Through recent regulation, the government confirmed it did not proceed with the proposal to remove the requirement for actuarial certificates.
While this was broadly welcomed by industry, the new regulations and their interaction with new super laws have created problematic outcomes for the SMSF sector, particularly in relation to how SMSFs are required to calculate their exempt current pension income if a member has a total super balance over $1.6 million.
“The way the current regulations and the legislation is stated and the way that they interact, the outcome is that there are those circumstances where a fund is in 100 per cent pension phase where they are required to use the proportionate method and also to obtain an actuarial certificate,” the ATO’s assistant commissioner for superannuation, Kasey Macfarlane told SMSF Adviser.
This is explained in more detail here.
Ms Macfarlane said as is appears from an administrative perspective, there is nothing the ATO can currently do about what the SMSF Academy’s Aaron Dunn has labelled a “nonsense” outcome.
However, she stressed the corporate regulator is interested industry feedback and is willing to consider whether it should build a case to take to the government.
“As is always the case, we would be more than happy to talk further and engage further with industry and across different branches of stakeholders,” Ms Macfarlane said.

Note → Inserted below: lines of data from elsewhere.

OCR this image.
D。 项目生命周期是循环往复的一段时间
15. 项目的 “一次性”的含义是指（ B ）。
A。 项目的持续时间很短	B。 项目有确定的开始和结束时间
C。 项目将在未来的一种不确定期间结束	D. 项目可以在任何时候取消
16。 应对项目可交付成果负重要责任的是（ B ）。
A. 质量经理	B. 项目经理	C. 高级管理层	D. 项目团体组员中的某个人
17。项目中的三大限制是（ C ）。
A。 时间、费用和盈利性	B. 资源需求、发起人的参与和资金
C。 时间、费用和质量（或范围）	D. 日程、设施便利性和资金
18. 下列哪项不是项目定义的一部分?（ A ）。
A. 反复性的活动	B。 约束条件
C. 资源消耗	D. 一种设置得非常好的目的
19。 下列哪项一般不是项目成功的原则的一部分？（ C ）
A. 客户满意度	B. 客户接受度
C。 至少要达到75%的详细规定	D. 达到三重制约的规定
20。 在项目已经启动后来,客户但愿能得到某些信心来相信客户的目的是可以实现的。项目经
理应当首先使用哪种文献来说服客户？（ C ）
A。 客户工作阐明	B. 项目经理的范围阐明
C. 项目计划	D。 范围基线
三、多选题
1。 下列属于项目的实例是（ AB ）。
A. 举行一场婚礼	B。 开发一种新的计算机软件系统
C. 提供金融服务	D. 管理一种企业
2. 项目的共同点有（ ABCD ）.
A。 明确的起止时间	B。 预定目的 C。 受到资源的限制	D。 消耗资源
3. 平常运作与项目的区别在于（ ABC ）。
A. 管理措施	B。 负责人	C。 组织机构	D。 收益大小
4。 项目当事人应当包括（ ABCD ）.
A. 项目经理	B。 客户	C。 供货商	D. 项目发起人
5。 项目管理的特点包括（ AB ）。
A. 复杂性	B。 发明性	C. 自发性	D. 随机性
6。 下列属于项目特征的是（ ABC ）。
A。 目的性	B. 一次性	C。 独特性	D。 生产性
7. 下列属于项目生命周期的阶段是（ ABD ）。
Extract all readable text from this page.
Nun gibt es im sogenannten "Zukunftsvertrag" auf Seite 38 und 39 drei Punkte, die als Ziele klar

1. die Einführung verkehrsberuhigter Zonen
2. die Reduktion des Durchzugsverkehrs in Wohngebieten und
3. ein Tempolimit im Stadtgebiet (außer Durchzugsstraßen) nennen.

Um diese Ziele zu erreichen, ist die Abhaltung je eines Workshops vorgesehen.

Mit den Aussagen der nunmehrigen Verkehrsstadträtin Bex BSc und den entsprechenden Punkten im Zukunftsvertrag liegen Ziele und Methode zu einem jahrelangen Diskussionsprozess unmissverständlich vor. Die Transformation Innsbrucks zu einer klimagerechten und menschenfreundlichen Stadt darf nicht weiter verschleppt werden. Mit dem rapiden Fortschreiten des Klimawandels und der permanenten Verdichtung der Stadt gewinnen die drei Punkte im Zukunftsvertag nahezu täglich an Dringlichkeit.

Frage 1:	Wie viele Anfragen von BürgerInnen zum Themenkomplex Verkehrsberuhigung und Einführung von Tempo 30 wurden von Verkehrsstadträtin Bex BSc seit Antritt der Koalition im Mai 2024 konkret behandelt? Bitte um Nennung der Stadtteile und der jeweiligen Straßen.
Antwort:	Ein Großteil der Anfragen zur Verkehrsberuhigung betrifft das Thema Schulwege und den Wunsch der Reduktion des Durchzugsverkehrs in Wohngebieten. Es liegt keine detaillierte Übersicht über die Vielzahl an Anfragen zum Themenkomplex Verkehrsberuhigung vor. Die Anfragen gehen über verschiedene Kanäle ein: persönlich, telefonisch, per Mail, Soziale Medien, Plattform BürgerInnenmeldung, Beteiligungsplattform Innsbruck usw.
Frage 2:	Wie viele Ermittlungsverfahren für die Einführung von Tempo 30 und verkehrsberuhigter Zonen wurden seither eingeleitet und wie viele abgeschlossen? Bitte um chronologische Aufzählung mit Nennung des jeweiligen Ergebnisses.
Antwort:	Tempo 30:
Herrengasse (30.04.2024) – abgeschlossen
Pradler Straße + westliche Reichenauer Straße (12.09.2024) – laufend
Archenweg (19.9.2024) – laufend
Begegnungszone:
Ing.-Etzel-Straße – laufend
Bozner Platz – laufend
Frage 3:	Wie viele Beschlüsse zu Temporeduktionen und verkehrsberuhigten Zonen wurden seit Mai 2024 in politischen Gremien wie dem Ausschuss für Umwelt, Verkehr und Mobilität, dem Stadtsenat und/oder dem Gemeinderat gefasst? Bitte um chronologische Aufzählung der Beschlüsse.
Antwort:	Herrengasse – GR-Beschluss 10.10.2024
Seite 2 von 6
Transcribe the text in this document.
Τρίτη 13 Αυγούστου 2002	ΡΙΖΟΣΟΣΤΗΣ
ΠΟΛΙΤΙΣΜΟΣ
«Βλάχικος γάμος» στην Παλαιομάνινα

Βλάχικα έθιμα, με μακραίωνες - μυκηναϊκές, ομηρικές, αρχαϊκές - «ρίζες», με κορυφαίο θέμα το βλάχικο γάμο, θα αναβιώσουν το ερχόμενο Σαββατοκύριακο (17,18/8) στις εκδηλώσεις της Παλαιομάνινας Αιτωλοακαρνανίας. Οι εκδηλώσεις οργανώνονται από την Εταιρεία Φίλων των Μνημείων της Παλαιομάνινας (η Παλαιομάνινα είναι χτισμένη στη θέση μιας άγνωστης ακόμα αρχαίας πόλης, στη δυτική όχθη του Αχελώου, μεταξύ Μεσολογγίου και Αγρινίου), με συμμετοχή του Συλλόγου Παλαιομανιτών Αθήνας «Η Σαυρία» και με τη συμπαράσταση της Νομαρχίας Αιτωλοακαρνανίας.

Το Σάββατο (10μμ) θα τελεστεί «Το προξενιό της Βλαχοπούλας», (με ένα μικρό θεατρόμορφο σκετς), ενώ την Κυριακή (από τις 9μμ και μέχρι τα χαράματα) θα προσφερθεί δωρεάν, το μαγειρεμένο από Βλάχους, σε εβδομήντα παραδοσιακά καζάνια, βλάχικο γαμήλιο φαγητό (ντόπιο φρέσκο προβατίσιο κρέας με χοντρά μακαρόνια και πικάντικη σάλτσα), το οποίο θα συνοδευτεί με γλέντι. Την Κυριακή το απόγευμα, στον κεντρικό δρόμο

“When we see something that has an impact on taxpayers or, in this case, SMSF members, then we can consider whether or not that issue is something we need to take forward and make an issue to government potentially for a change.
“We would be interested in having further conversations with industry and stakeholders across the SMSF sector so that we can make that assessment and reach a position, if this is one of those instances where we may seek to make a case to government.”